1. 3

  2. 2

    What I want to know is how it stands up to Jepsen.

    1. 1

      Looks pretty interesting. Some of the claims (e.g. adding nodes -> increased speed) seem eyebrow raising under paxos, but that’s what independent benchmarks are for, right?

      1. 4

        It reads to me like data is sharded out via hashing, and then updates are paxos’d around. Transactions appear to be OCC. I think the claim is that if you add more servers, your shards get smaller, and you could process more transactions per second on smaller shards.

        That said, I would have loved to have seen a paragraph or two that actually talked in more detail about the design and what tradeoffs were taken.

      2. 1

        Did anyone else have a negative reaction to the way the writing seems to be overly boastful?

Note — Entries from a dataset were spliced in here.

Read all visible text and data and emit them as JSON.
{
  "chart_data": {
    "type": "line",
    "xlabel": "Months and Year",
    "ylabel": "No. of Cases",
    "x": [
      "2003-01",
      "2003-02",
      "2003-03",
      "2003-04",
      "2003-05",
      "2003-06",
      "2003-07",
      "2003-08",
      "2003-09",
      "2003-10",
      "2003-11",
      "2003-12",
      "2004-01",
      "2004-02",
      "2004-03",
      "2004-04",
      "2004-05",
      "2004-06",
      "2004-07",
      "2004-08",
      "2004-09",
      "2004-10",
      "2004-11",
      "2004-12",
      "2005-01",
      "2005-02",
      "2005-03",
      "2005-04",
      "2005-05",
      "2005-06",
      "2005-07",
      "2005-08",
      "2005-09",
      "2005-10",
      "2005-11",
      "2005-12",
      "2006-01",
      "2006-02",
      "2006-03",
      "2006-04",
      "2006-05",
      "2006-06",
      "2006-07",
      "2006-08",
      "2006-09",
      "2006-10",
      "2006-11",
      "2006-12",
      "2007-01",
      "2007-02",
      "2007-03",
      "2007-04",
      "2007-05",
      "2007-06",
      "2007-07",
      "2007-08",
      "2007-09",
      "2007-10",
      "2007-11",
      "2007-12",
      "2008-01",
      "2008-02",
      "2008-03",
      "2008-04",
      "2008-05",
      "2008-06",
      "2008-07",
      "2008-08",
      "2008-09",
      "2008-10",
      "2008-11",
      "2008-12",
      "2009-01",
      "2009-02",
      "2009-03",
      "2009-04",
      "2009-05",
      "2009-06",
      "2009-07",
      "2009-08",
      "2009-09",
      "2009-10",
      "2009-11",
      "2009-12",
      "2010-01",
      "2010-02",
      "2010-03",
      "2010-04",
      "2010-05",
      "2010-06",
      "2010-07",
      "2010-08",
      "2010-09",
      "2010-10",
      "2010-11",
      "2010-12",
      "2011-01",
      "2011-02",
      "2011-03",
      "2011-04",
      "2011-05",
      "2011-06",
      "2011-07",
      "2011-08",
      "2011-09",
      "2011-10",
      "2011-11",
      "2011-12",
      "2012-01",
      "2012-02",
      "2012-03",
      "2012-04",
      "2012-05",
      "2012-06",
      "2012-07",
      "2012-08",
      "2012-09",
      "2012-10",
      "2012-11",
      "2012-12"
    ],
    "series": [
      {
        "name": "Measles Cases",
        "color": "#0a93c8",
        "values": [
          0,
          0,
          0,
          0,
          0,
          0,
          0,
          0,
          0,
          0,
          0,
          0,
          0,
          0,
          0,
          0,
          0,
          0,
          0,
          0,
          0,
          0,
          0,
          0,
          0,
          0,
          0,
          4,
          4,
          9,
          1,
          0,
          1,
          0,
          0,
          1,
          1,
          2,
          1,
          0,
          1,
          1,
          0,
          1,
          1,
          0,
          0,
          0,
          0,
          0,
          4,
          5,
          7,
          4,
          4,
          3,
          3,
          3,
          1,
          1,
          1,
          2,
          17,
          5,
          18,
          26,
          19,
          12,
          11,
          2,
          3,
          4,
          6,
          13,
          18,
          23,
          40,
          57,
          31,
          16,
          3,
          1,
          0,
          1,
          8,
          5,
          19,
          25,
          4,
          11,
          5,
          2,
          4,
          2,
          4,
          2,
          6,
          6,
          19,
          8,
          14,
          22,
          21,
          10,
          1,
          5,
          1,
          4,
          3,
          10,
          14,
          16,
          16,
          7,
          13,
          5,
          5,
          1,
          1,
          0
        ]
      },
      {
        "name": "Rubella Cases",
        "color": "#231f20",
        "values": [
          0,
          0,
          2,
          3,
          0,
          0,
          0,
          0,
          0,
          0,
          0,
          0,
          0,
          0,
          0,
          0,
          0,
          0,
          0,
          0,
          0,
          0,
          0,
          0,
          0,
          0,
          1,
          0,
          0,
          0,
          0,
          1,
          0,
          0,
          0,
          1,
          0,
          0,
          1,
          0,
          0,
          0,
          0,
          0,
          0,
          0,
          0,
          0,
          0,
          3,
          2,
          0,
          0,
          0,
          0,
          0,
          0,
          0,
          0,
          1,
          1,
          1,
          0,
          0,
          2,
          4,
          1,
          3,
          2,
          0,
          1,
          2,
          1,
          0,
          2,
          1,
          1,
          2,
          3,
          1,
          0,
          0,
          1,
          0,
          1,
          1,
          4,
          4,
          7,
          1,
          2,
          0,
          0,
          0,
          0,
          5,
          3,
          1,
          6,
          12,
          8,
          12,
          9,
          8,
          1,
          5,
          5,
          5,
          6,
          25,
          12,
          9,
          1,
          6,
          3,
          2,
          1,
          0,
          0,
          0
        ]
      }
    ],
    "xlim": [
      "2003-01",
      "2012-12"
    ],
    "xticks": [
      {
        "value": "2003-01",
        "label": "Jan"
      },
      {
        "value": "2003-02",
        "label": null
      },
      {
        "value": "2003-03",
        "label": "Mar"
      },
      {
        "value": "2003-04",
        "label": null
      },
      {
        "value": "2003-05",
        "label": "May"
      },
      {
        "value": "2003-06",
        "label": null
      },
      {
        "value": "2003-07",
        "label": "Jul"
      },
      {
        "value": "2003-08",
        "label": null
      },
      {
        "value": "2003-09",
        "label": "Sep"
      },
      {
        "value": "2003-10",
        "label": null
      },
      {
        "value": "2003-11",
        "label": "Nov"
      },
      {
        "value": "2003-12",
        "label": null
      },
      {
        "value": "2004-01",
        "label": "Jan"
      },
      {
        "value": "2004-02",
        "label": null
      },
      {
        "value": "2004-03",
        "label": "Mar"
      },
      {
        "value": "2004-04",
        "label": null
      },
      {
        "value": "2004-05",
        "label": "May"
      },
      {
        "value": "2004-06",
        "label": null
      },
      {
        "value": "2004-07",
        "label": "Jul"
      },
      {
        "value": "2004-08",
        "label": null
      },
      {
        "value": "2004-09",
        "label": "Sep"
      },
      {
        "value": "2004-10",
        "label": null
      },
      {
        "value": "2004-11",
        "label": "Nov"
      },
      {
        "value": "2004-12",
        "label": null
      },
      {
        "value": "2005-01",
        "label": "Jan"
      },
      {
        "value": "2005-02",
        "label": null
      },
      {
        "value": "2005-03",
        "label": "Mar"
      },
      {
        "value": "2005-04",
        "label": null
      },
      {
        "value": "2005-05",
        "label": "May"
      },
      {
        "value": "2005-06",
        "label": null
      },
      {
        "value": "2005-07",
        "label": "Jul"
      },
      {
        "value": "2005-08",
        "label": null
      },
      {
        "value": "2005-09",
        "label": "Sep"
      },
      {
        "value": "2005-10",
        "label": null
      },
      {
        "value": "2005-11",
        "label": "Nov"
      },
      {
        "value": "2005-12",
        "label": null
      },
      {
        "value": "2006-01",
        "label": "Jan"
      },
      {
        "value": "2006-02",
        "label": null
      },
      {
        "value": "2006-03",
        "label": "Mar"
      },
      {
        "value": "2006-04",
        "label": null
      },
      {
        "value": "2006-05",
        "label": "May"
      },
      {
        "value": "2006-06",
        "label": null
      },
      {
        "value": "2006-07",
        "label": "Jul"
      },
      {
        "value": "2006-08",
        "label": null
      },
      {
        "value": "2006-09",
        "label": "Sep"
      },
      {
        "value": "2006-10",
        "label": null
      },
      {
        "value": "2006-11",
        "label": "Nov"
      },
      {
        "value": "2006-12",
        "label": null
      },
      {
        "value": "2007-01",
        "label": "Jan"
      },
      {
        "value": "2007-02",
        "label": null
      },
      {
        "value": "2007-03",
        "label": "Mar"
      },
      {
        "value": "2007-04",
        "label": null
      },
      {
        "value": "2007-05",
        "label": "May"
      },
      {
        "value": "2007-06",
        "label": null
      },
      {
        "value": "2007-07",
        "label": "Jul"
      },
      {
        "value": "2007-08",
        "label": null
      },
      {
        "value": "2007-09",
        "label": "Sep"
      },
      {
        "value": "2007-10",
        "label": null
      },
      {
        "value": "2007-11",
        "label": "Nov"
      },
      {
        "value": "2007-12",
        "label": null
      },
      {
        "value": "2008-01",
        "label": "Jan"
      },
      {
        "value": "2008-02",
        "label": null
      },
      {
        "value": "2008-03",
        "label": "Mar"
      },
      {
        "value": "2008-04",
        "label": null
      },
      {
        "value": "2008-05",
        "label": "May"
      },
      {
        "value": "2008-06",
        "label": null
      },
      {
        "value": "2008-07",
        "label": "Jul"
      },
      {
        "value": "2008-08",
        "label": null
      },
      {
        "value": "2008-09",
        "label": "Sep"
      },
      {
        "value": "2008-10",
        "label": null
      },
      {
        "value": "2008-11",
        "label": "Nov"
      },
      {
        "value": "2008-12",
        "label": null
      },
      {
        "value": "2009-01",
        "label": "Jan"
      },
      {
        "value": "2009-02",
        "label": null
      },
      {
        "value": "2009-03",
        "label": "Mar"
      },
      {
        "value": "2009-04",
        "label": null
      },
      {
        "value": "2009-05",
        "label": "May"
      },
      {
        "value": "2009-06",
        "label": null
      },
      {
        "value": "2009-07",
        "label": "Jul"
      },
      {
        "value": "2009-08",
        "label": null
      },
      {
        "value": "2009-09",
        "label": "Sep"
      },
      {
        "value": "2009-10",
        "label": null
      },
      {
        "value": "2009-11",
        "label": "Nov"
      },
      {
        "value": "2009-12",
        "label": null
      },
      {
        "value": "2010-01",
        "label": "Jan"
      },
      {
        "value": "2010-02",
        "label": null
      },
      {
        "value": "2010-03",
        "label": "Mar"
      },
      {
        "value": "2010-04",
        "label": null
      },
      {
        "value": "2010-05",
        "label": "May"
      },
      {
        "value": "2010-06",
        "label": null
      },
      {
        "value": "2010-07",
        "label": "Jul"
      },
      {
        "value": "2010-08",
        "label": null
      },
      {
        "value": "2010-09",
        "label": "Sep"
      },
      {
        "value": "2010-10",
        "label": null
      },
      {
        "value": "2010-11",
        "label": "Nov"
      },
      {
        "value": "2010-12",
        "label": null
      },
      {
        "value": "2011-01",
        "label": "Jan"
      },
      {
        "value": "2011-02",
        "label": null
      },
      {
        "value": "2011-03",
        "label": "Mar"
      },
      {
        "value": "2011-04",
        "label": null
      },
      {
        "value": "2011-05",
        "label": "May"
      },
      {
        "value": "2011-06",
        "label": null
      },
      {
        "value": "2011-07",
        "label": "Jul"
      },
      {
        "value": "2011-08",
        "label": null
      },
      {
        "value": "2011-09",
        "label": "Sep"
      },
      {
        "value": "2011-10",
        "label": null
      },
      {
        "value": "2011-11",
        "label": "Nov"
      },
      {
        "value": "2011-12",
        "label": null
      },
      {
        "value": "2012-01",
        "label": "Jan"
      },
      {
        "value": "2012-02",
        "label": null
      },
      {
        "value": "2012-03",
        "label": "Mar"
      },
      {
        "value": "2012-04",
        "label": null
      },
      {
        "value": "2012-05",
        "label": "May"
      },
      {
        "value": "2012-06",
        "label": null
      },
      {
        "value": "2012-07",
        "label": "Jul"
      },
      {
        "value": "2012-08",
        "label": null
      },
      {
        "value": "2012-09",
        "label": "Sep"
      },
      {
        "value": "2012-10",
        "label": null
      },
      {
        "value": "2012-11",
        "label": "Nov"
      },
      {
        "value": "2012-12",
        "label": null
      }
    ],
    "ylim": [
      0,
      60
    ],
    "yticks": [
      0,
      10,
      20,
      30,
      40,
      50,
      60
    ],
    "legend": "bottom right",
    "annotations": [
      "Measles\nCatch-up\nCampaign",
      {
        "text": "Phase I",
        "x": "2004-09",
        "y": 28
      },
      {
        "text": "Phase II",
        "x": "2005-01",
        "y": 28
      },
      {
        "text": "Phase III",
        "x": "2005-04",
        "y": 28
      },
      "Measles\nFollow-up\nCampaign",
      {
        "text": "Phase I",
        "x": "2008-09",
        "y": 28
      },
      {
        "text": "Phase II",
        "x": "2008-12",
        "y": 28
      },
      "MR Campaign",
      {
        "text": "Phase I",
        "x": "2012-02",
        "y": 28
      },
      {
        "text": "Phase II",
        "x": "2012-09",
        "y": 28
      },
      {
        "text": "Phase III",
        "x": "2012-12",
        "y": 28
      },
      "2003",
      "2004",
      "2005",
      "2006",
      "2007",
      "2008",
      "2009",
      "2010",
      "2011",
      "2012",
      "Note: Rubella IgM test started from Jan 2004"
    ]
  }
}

        Unlike many other distributed CP data stores, GoshawkDB’s performance improves as you add more nodes.

        So if I add an infinite number of nodes, it’ll get infinitely faster? I guess it depends on how the word “performance” is interpreted. Presumably time to convergence will increase, so not specifying what aspect of performance is increasing is not very useful.

        [retry] is incredibly powerful and creates a substantial step-change in the power of GoshawkDB.

        Show me, don’t tell me.

        There’s also a lot of anti-SQL rhetoric on the Rationale page, which seems strawman like, i.e., why so much complaining about SQL? Tell me about why this key-value/object store vs. the many others?

        Also, the author writes:

        Early in 2015 I spent some time looking around several popular data stores and came to the conclusion that I didn’t want to use any of them. I wanted a data store that was distributed, fault tolerant, sharded, transactional and that puts semantics and guarantees front and centre.

        I’d love to see the author write up this evaluation: which stores were looked at? In what ways did they miss the mark?

        Looking around at the websites and documentation of many data stores, I couldn’t find anything that had the features I wanted or spelled out clearly their semantics: what bad things happen when failures occur? How do I code around those issues?

        Unless I totally missed it, the author doesn’t seem to have documented these things for GoshawkDB either.

        1. 1

          Did anyone else have a negative reaction to the way the writing seems to be overly boastful?

          Welcome to modern database development!